The conversion matters because each parameter set is convenient for a different task. S-parameters are ideal for measurement and for cascading matched components, but they hide the series and shunt structure of a circuit. The impedance matrix exposes that structure directly: a series element shows up as an addition to a Z entry, which makes Z the natural form for building lumped-element equivalent circuits, for series-connecting two networks, and for extracting physical component values during de-embedding. Software such as scikit-rf, ADS, and AWR performs this conversion internally every time you request a Z-parameter view of measured data.
Numerical care is essential. The formula inverts the matrix (I − S), so the conversion is only valid when that matrix is non-singular. Near a singularity the Z entries grow without bound and become extremely sensitive to measurement noise, which is why a network that is close to a series-open condition is usually kept in S form. The reference impedance used during measurement must also be carried through unchanged; applying the wrong z0 produces a Z matrix that does not correspond to the physical hardware.
The Governing Equations
Z = √z0 × (I + S)(I − S)−1 × √z0
Single real reference Z0 (all ports equal):
Z = Z0 × (I + S)(I − S)−1
One-port special case:
Z11 = Z0 × (1 + S11) / (1 − S11)
Where S = normalized scattering matrix, I = identity matrix, z0 = diagonal matrix of port reference impedances, √z0 = diagonal matrix of their square roots. Example: a one-port with S11 = 0.2∠0° at Z0 = 50 Ω gives Z11 = 50 × 1.2 / 0.8 = 75 Ω. The conversion is undefined when det(I − S) ≈ 0.

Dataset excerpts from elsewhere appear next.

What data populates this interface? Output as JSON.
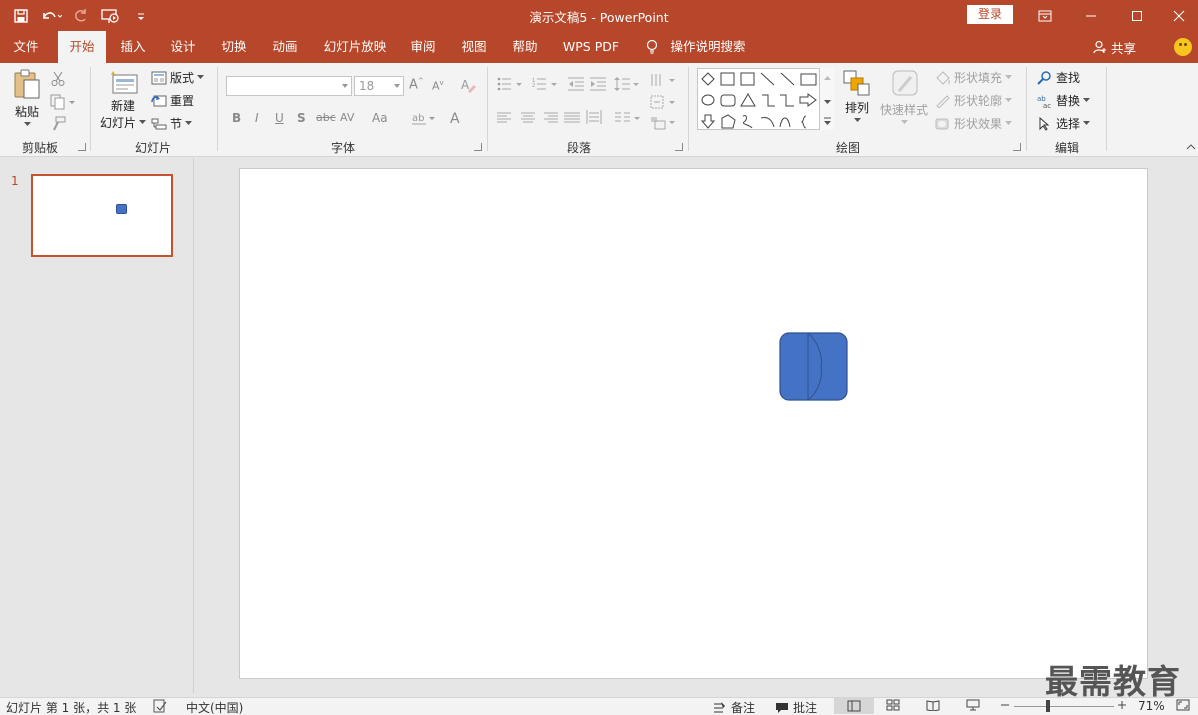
{
  "titlebar": {
    "title": "演示文稿5  -  PowerPoint",
    "login_label": "登录",
    "bg_color": "#b7472a"
  },
  "tabs": [
    {
      "label": "文件"
    },
    {
      "label": "开始",
      "active": true
    },
    {
      "label": "插入"
    },
    {
      "label": "设计"
    },
    {
      "label": "切换"
    },
    {
      "label": "动画"
    },
    {
      "label": "幻灯片放映"
    },
    {
      "label": "审阅"
    },
    {
      "label": "视图"
    },
    {
      "label": "帮助"
    },
    {
      "label": "WPS PDF"
    },
    {
      "label": "操作说明搜索"
    }
  ],
  "share_label": "共享",
  "ribbon": {
    "clipboard": {
      "label": "剪贴板",
      "paste_label": "粘贴"
    },
    "slides": {
      "label": "幻灯片",
      "new_slide_line1": "新建",
      "new_slide_line2": "幻灯片",
      "layout_label": "版式",
      "reset_label": "重置",
      "section_label": "节"
    },
    "font": {
      "label": "字体",
      "size_value": "18"
    },
    "paragraph": {
      "label": "段落"
    },
    "drawing": {
      "label": "绘图",
      "arrange_label": "排列",
      "quick_styles_label": "快速样式",
      "fill_label": "形状填充",
      "outline_label": "形状轮廓",
      "effects_label": "形状效果"
    },
    "editing": {
      "label": "编辑",
      "find_label": "查找",
      "replace_label": "替换",
      "select_label": "选择"
    }
  },
  "thumbnails": [
    {
      "number": "1"
    }
  ],
  "slide_shape": {
    "fill": "#4472c4",
    "border": "#2f528f"
  },
  "statusbar": {
    "slide_info": "幻灯片 第 1 张，共 1 张",
    "language": "中文(中国)",
    "notes_label": "备注",
    "comments_label": "批注",
    "zoom": "71%"
  },
  "watermark": "最需教育"
}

Choosing the Right Parameter Set
| Parameter set | Measured under | Best for | Convert from S via | Singular when |
|---|---|---|---|---|
| Z (impedance) | Open-circuit ports | Series connection, equivalent circuits | Z = √z0(I+S)(I−S)−1√z0 | det(I − S) = 0 |
| Y (admittance) | Short-circuit ports | Shunt (parallel) connection | Y = √y0(I−S)(I+S)−1√y0 | det(I + S) = 0 |
| ABCD (chain) | Mixed V and I | Cascading two-ports | Two-step via Z or Y | 2-port only |
| h (hybrid) | Mixed open/short | Transistor low-frequency models | Two-step via Z | S22 = 1 case |
| S (scattering) | Matched loads | Measurement, cascading matched parts | (native form) | Always defined |
Frequently Asked Questions
How do I write the S-to-Z conversion for an n-port network with mixed reference impedances?
Z = √z0(I + S)(I − S)−1√z0, where I is the identity matrix and z0 is the diagonal matrix of port reference impedances. With one common real reference such as 50 Ω this reduces to Z = Z0(I + S)(I − S)−1. The √z0 factor restores the ohmic scaling that normalization removed.
Which networks make the S-to-Z conversion blow up or return garbage Z values?
The formula inverts (I − S). When det(I − S) = 0 the Z matrix is undefined, which occurs for an ideal series open or any network with an eigenvalue of S equal to +1. Measured data near that point yields huge, ill-conditioned Z entries that are very sensitive to noise, so the data is usually kept in S form or handled with ABCD parameters instead.
Does the reference impedance have to be 50 ohms for S-to-Z conversion?
No. Any positive real reference works, and ports may even use different values via the diagonal z0 matrix. You must apply the same z0 used at measurement time; converting 75 Ω data with a 50 Ω reference gives a Z matrix that does not match the hardware. VNAs typically export at 50 Ω, but the math itself is impedance-agnostic as long as z0 is consistent.